Moles – and what to do about them!

Mole and Mole Hill Information

There is no real solution to the problems that moles can cause to some people in their gardens. Mole hills are formed when a mole digs tunnels in the soil, forcing the soil up onto the surface. They normally dig tunnels to search for food, especially earthworms or when they are hoping to meet another mole in the mating season!

Poison and traps can obviously be very cruel, and by removing one with this method it is more than likely others will move in to the area. The new moles will continue to dig to create their underground network. Renardine 72-2 used to be regarded as a suitable chemical repellant but has since had its approval for use revoked in the UK and must not be used. More humane methods include the use of castor oil or smoke bombs but these can still be very cruel and may mean that the mole simply blocks up the tunnel and digs another one elsewhere..

It is probably best to learn to like the moles. When the mole has all the tunnels it wants it will cease to dig.

Moles dig and develop networks where there is a plentiful supply of food and where the habitat is most favourable. Recent research (Edwards, et al., 1999) has indicated that the following management techniques will reduce the number of earthworms and thus reduce mole activity by creating a less favourable environment:

  • Not using lime on the lawn to allow the pH of the lawn to fall.
  • Encouraging herb-rich rather than grass-rich swards in the lawn.
  • Keeping the lawn cut short, through regular mowing or grazing.

(These techniques are applicable to gardens, sports fields and nature reserves rather than farms, where these activities could conflict with normal farming practices).
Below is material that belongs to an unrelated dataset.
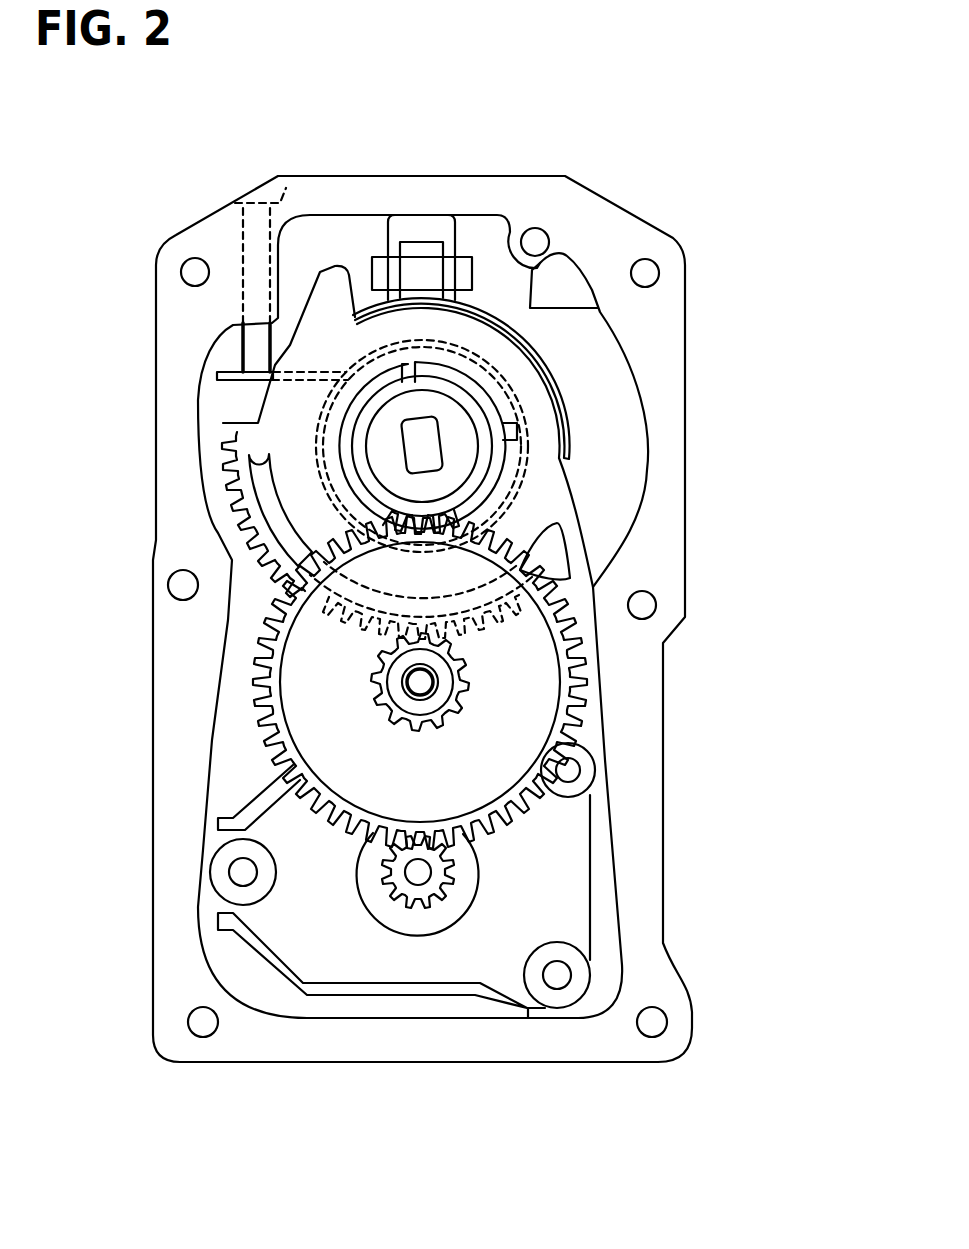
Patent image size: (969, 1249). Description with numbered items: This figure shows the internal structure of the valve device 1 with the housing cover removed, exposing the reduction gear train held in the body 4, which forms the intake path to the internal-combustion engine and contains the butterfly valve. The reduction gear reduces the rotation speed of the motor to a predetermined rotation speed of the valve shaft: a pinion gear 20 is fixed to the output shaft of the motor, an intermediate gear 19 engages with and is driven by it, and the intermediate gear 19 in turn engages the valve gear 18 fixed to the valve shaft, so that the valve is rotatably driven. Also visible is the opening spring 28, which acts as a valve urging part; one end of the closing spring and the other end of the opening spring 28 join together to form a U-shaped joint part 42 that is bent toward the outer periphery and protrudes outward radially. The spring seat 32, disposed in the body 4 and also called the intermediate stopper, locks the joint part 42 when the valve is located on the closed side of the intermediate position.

Additional information from the RSPCA:

  • Placing empty milk bottles in the ground, with with the top sticking out for the wind to blow over the top, will create a whistling noice, which is supposed to annoy the moles and deter them from your garden.
  • Planting repellent plants such as Hellesborre foetidus has been quite successful, as well as placing garlic or elder twigs into mole hills.
  • Cannister sprays have also been suggested, which can be obtained from garden centres.

Some other mole facts:

  • Moles are rarely seen on the surface except to collect nest material, such as dry grass and leaves.
  • Molehills are heaps of spoils formed during excavation of permanent tunnels – you can flatten molehills or remove the earth without causing any harm to the animals.
  • Moles are beneficial in that they prey on many harmful insect larvae and tunnel systems may aid drainage and aeration in heavy soils.